勝美印刷が開発した電子校正システムの事例紹介では、某協会が発行する自動車保有台数に関する月報(24ページほど)の例が紹介された。
電子校正システムは、インターネット上のサーバとして運用され、PDFの登録とメールの送信が可能になっている。また、サーバにログインする段階と、PDFを開く段階でパスワードが求められ、二重のセキュリティがかけられている。

大まかな校正のフローは以下の通り。
1) 勝美印刷社内で作成されたレイアウトデータはPDF化され、電子校正システム(サーバ)に登録される。
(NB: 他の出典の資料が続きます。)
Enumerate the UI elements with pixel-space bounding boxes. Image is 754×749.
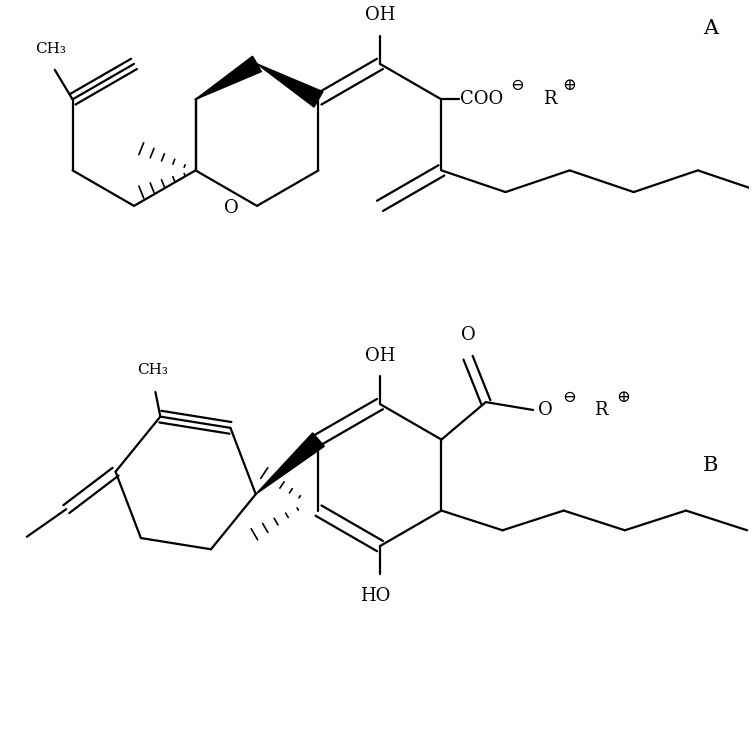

2) 登録するとクライアントに登録した旨とそのURLをメールする。
3) クライアントは、PDF上に注釈機能を使ってノートに修正の指示を入れる。その際、注釈機能が無秩序に使われると、コミュニケーションのロスになるので、勝美印刷では、どのような場合にどの注釈機能を使うかをルール化した。
4) クライアントは、指示を入れたPDFのファイル名末尾のバージョン名を一つ上げて保存し、サーバに送信(登録)する。
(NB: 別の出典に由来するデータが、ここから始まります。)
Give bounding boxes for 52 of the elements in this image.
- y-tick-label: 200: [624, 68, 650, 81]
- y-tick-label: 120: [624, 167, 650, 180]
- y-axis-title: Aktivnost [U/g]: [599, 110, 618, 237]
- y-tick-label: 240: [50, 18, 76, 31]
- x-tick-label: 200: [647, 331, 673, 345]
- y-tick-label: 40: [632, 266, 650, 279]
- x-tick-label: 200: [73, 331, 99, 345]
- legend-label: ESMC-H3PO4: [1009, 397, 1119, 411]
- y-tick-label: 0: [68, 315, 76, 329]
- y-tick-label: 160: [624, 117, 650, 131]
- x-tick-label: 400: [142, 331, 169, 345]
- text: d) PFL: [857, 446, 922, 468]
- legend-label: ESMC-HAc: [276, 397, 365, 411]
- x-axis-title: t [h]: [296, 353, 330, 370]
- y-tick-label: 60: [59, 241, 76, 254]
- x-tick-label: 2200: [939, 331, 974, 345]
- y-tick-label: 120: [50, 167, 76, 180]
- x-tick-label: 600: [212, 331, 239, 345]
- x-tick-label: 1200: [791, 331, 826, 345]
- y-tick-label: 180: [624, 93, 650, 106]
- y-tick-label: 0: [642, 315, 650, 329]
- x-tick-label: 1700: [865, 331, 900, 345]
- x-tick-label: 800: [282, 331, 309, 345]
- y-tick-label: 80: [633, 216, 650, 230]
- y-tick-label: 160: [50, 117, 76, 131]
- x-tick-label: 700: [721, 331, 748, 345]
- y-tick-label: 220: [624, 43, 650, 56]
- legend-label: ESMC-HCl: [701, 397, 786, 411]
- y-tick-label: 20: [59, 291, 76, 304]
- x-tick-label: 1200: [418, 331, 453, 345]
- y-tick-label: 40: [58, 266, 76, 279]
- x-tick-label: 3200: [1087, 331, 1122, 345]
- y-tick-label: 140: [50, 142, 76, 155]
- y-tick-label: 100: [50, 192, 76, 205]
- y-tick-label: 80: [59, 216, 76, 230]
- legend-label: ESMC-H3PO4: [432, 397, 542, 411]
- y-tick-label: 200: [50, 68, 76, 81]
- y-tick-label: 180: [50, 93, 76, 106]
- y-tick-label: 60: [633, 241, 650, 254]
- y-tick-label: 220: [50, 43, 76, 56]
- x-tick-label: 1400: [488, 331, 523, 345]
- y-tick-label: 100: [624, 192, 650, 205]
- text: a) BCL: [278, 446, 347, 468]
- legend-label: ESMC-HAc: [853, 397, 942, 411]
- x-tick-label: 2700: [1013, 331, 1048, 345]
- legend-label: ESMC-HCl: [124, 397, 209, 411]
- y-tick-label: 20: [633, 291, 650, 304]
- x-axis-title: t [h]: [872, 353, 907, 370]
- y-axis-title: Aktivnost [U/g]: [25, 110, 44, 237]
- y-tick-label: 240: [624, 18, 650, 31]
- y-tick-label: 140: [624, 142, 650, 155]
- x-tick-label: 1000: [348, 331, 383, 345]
5) クライアントは、修正したPDFを登録したことを勝美印刷側にメールする。
6) 勝美印刷側では、修正指示が入ったPDFを元に、レイアウトソフトでデータの修正を行う。
7) 必要に応じて、再度PDFを作成し、クライアントの確認を取る。

ルールの例
注釈機能 指示内容
取り消し 文字の削除
ハイライト 文字の変更
四角形 画像に対する指示
 
   
電子校正システムの現在での問題と今後の課題  
   
電子校正システムを運用してきて、いくつかの問題も明らかになった。
どのような修正指示に対してどの注釈機能を使うかの当社独自ルールは、今後電子校正が活発に行われるようになると、クライアントにとって汎用的でないため使いにくくなる。
→注釈ルールの業界標準化が望まれる
修正指示の入ったPDFと、PDFにうまく連携しないレイアウトソフト等の場合はワークフロー構築が難しい。また修正の確認は、画面 上ではなく紙に出力して行っている。
→社内フローのデジタルでの一貫化が必要
校正が簡単なため校正の回数が増える傾向にある。
→校正回数を仕様書で決定する
クライアントのパソコンやAcrobatの操作スキルが電子校正システム導入のボトルネックになることもある。
→クライアントの教育支援
現状ではPDFのやり取りだが、注釈データだけ(FDF)でのやり取りに移行したい。
→実現可能
セキュリティの向上のために電子署名を使いたいが、クライアントに負担を強いる。
→時期を見て導入したい。

 
   
まとめ  
   
DTPで作られたデータを紙に変換せず、一貫してデジタルでやり取りするワークフローの実現が欠かせない。また現在では、PDFによる高解像度の出力も可能になっている。そのようななかで校正が紙によって行われていると、せっかくのデジタルワークフローのメリットが活かせない。校正を電子校正とし、入り口から出口までのデジタルワークフローを確立することが大事だ。
また遠隔地での共同・協調作業や進捗管理を実現するために、基幹システムをWebアプリケーションに移行することも、今後の課題となってくる。
つまり、印刷会社は情報処理会社への業態転換が必要ではないだろうか。